The next "Campaign Shoutout" goes to one of the most beautiful winners of ADFEST 2026, the Film Craft Lotus Grande winner, "Desi Oon." The film for Centre for Pastoralism by Studio Eeksaurus Productions, Mumbai also took home two Film Craft Lotus Golds, one for Production Design and one for Original Music, plus a Bronze in Film Lotus. A six-minute stop-motion film about a forgotten material, made almost entirely from that same material, turned out to be one of the festival's most awarded pieces of craft.
India has the third-largest sheep population in the world. And yet its wool industry runs mostly on imports. Indigenous wool, the kind shepherds across the Deccan plateau have spun for generations, often gets thrown away as waste while synthetic and foreign alternatives fill the shelves. The shepherds who once supported a whole economy are now barely part of one.
That decline is the subject of Desi Oon. Centre for Pastoralism, a non-profit working to keep pastoralist life alive, commissioned the film as an awareness piece. What Studio Eeksaurus made for them wasn't a documentary or a fundraising appeal. It was something warmer, and harder to forget.
Most films about a disappearing craft would simply film the craft. Desi Oon did something different. It made the wool itself the narrator. The film is voiced as if the material is telling its own story, remembering a time when it was treated as something precious, and noticing how quietly it has been set aside.

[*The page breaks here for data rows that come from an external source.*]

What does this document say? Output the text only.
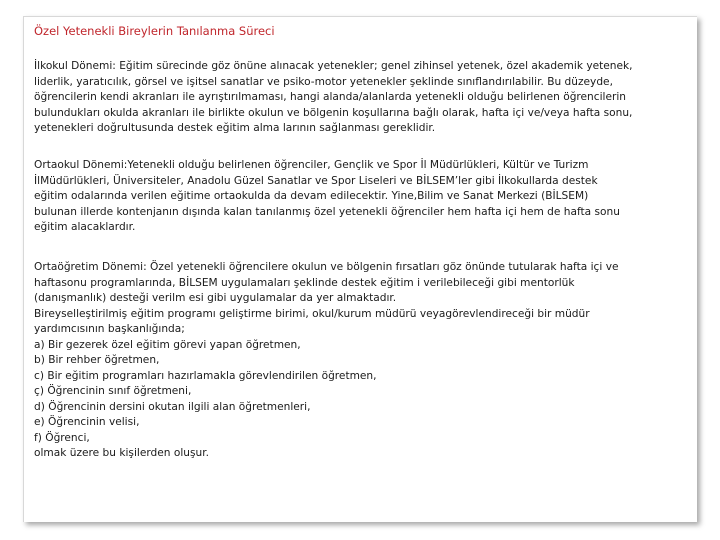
Özel Yetenekli Bireylerin Tanılanma Süreci
İlkokul Dönemi: Eğitim sürecinde göz önüne alınacak yetenekler; genel zihinsel yetenek, özel akademik yetenek,
liderlik, yaratıcılık, görsel ve işitsel sanatlar ve psiko-motor yetenekler şeklinde sınıflandırılabilir. Bu düzeyde,
öğrencilerin kendi akranları ile ayrıştırılmaması, hangi alanda/alanlarda yetenekli olduğu belirlenen öğrencilerin
bulundukları okulda akranları ile birlikte okulun ve bölgenin koşullarına bağlı olarak, hafta içi ve/veya hafta sonu,
yetenekleri doğrultusunda destek eğitim alma larının sağlanması gereklidir.
Ortaokul Dönemi:Yetenekli olduğu belirlenen öğrenciler, Gençlik ve Spor İl Müdürlükleri, Kültür ve Turizm
İlMüdürlükleri, Üniversiteler, Anadolu Güzel Sanatlar ve Spor Liseleri ve BİLSEM’ler gibi İlkokullarda destek
eğitim odalarında verilen eğitime ortaokulda da devam edilecektir. Yine,Bilim ve Sanat Merkezi (BİLSEM)
bulunan illerde kontenjanın dışında kalan tanılanmış özel yetenekli öğrenciler hem hafta içi hem de hafta sonu
eğitim alacaklardır.
Ortaöğretim Dönemi: Özel yetenekli öğrencilere okulun ve bölgenin fırsatları göz önünde tutularak hafta içi ve
haftasonu programlarında, BİLSEM uygulamaları şeklinde destek eğitim i verilebileceği gibi mentorlük
(danışmanlık) desteği verilm esi gibi uygulamalar da yer almaktadır.
Bireyselleştirilmiş eğitim programı geliştirme birimi, okul/kurum müdürü veyagörevlendireceği bir müdür
yardımcısının başkanlığında;
a) Bir gezerek özel eğitim görevi yapan öğretmen,
b) Bir rehber öğretmen,
c) Bir eğitim programları hazırlamakla görevlendirilen öğretmen,
ç) Öğrencinin sınıf öğretmeni,
d) Öğrencinin dersini okutan ilgili alan öğretmenleri,
e) Öğrencinin velisi,
f) Öğrenci,
olmak üzere bu kişilerden oluşur.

That idea could have stayed a nice thought on paper. What lifts it is the production choice underneath. The film was animated using real Deccani wool. The thing the film is about is also the thing the film is made of. So when the wool on screen gathers itself into a sheep, a shepherd, a stretch of land, the audience is watching the actual material act out its own history.
That is a rare thing to pull off. Animation almost always turns its subject into something else, into clay, pixels, drawings, or puppets. Desi Oon refused the translation. The subject stayed itself the whole way through. And that choice does the film's job for it. A film arguing that this wool matters, made entirely of that wool, has half-won the argument before the first word is spoken.
There was a good reason nobody had built a film quite this way before. Wool is genuinely difficult to animate. It absorbs moisture, it shifts under lighting, and it doesn't hold a steady shape from one frame to the next. Stop-motion depends on small, controlled changes between frames, and wool resists exactly that kind of control.
No pipeline existed for this. Neither the director nor the team had animated with wool before. So they built the method from scratch, working through felting, layering, and lighting tests until the material became stable enough to perform. The studio ran two setups side by side in a compact space, and much of the animation was handled by a student team with no prior stop-motion experience.
The constraints could easily have held the film back. Instead they shaped how it looks. The gentle imperfection of handmade wool animation, the softness, the visible fibre, became the film's signature. That is what the Production Design Gold rewards. The look of Desi Oon couldn't have come from a cleaner, better-funded process. It came from people solving a material problem with their hands.
There's something here worth taking to the next brief. Desi Oon points at a different question, asked earlier: what could this be made of, so the craft carries the meaning on its own? Get that right and the work makes its case before the first line of script.
A film about a dying industry carries an obvious risk. It can slip into a lecture, and a lecture rarely travels far. Desi Oon avoided that mostly through its music, which earned the film its second Gold.
Instead of scoring the film with mood-setting strings, the team built the soundtrack from the folk music of the Deccani shepherds themselves. The melodies follow traditional shepherd song structures. The score uses native singing styles from the region, performed on live folk instruments, some of them rare. For the pastoralist audience the film is partly made for, the music is instantly recognisable. It sounds like home.
That choice keeps the film warm where it could have been heavy. A sing-along quality carries the message further than a serious voiceover would. Desi Oon treats the shepherds' culture as the language of the film, not just its subject.
Film Craft Lotus rewards the how behind the what, the execution rather than the idea on its own. Desi Oon earned its Grande there because every craft layer points at the same thing. Wool animated with wool. Music built from the community's own songs. The medium was never just how this story got told. It was the reason the story holds.
And in the final frames, the wool settles back into a soft, unspun heap, looking less like an ending and more like something waiting to be picked up again.